3 cups fat-free chicken broth
1 ¼ cups finely chopped celery
½ cup diced yellow onion
3 cups green enchilada sauce
1 (15 ounce) can pumpkin puree
10 ounces cooked boneless, skinless chicken breast, chopped
1 cup frozen corn
1 dash hot pepper sauce

Nutrition Info

200.3 calories
carbohydrate: 15 g
cholesterol: 43.9 mg
fat: 10.2 g
fiber: 3.9 g
protein: 13.8 g
saturatedFat: 4.4 g
servingSize: -
sodium: 328.8 mg
sugar: 3.2 g
transFat: : -
unsaturatedFat: : -

Directions

  1. Bring broth to a boil in a large pot.

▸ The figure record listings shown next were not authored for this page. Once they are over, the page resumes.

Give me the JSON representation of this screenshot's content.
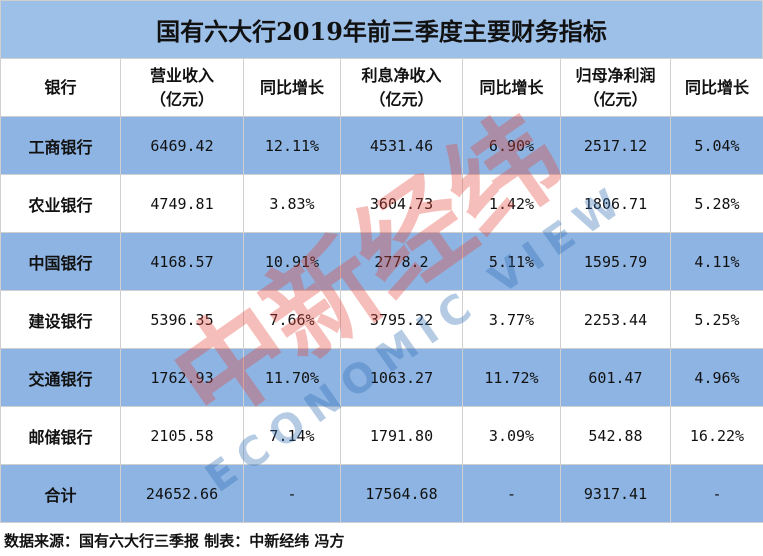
{
  "title": "国有六大行2019年前三季度主要财务指标",
  "table": {
    "header": [
      "银行",
      "营业收入\n（亿元）",
      "同比增长",
      "利息净收入\n（亿元）",
      "同比增长",
      "归母净利润\n（亿元）",
      "同比增长"
    ],
    "rows": [
      [
        "工商银行",
        "6469.42",
        "12.11%",
        "4531.46",
        "6.90%",
        "2517.12",
        "5.04%"
      ],
      [
        "农业银行",
        "4749.81",
        "3.83%",
        "3604.73",
        "1.42%",
        "1806.71",
        "5.28%"
      ],
      [
        "中国银行",
        "4168.57",
        "10.91%",
        "2778.2",
        "5.11%",
        "1595.79",
        "4.11%"
      ],
      [
        "建设银行",
        "5396.35",
        "7.66%",
        "3795.22",
        "3.77%",
        "2253.44",
        "5.25%"
      ],
      [
        "交通银行",
        "1762.93",
        "11.70%",
        "1063.27",
        "11.72%",
        "601.47",
        "4.96%"
      ],
      [
        "邮储银行",
        "2105.58",
        "7.14%",
        "1791.80",
        "3.09%",
        "542.88",
        "16.22%"
      ],
      [
        "合计",
        "24652.66",
        "-",
        "17564.68",
        "-",
        "9317.41",
        "-"
      ]
    ]
  },
  "footer": "数据来源：国有六大行三季报  制表：中新经纬 冯方",
  "watermark": {
    "text": "中新经纬",
    "subtext": "ECONOMIC VIEW"
  }
}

Add celery and onion, reduce heat, and simmer until slightly tender, about 5 minutes. Stir in enchilada sauce and pumpkin. Return soup to a simmer and add chicken and corn. Mix well. Cook until heated through, 3 to 5 minutes. Add a dash or more of hot sauce.

Recipe Yield

8 cups

Recipe Note

Low-calorie, low-fat enchilada soup with a surprising twist that brings it all together. Serve with shredded fat-free Cheddar cheese and crushed baked tortilla chips if you like.